Note some of the statistics are available at the provincial level. Sources: Environics Analytics and the Early Childhood Education and Care in Canada 2012 (Revised 2013) space statistics published by the Childcare Resource and Research Unit www.childcarecanada.org.
The pie chart below illustrates how we weigh each category group for our Best Places to Raise Kids list:
The calculations were adjusted to emphasize services and conditions for retirees, giving higher marks to cities with low property taxes, excellent access to health care, a thriving cultural community, nice weather and access to an airport.

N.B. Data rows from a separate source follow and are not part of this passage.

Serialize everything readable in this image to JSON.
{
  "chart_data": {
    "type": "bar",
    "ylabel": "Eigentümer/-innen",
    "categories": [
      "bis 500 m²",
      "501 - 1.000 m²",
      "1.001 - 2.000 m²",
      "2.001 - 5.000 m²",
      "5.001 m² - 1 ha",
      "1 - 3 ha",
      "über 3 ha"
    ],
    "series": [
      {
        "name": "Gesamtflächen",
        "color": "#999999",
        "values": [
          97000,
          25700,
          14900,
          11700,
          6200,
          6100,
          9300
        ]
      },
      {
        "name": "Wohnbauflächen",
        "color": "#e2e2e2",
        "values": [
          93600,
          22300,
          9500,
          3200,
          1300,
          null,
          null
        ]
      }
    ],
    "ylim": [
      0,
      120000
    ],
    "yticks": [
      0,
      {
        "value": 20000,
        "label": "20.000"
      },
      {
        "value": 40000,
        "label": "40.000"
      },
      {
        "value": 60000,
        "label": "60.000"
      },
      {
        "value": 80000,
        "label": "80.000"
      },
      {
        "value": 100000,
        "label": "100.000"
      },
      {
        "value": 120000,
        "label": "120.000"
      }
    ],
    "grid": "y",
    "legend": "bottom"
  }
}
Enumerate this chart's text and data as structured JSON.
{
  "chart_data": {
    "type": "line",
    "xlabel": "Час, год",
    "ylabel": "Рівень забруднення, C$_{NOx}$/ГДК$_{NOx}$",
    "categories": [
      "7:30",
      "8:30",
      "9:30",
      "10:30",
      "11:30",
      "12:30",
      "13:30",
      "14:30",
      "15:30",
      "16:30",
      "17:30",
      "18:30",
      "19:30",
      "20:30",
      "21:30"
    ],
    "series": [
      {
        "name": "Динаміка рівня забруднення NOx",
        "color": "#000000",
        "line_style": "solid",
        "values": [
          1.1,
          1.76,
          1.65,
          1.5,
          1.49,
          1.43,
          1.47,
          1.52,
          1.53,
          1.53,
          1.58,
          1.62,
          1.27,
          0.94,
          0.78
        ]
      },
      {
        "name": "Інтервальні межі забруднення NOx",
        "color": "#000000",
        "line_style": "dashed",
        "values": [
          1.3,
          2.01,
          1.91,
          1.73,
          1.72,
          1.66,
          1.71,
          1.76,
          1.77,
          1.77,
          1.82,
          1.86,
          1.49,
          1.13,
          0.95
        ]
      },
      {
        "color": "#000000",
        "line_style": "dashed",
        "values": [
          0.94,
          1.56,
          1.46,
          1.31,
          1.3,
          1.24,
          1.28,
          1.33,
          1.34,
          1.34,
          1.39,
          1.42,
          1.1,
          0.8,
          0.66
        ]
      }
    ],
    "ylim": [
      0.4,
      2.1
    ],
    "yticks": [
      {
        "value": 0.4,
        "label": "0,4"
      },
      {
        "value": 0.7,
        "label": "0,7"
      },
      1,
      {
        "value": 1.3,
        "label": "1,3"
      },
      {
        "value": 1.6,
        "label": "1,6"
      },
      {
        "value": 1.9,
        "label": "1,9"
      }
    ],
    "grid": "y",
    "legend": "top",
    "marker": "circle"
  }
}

The calculations were adjusted to emphasize services and conditions for immigrants. This category considers the ethnic make up of a city as measured by the percentage of the population who say their first language is other than English or French. We also factor in the most current rental market information, examining things like average cost to rent a 1-bedroom apartment and the vacancy rates for each city. This information was collected from the Canadian Mortgage and Housing Corporation.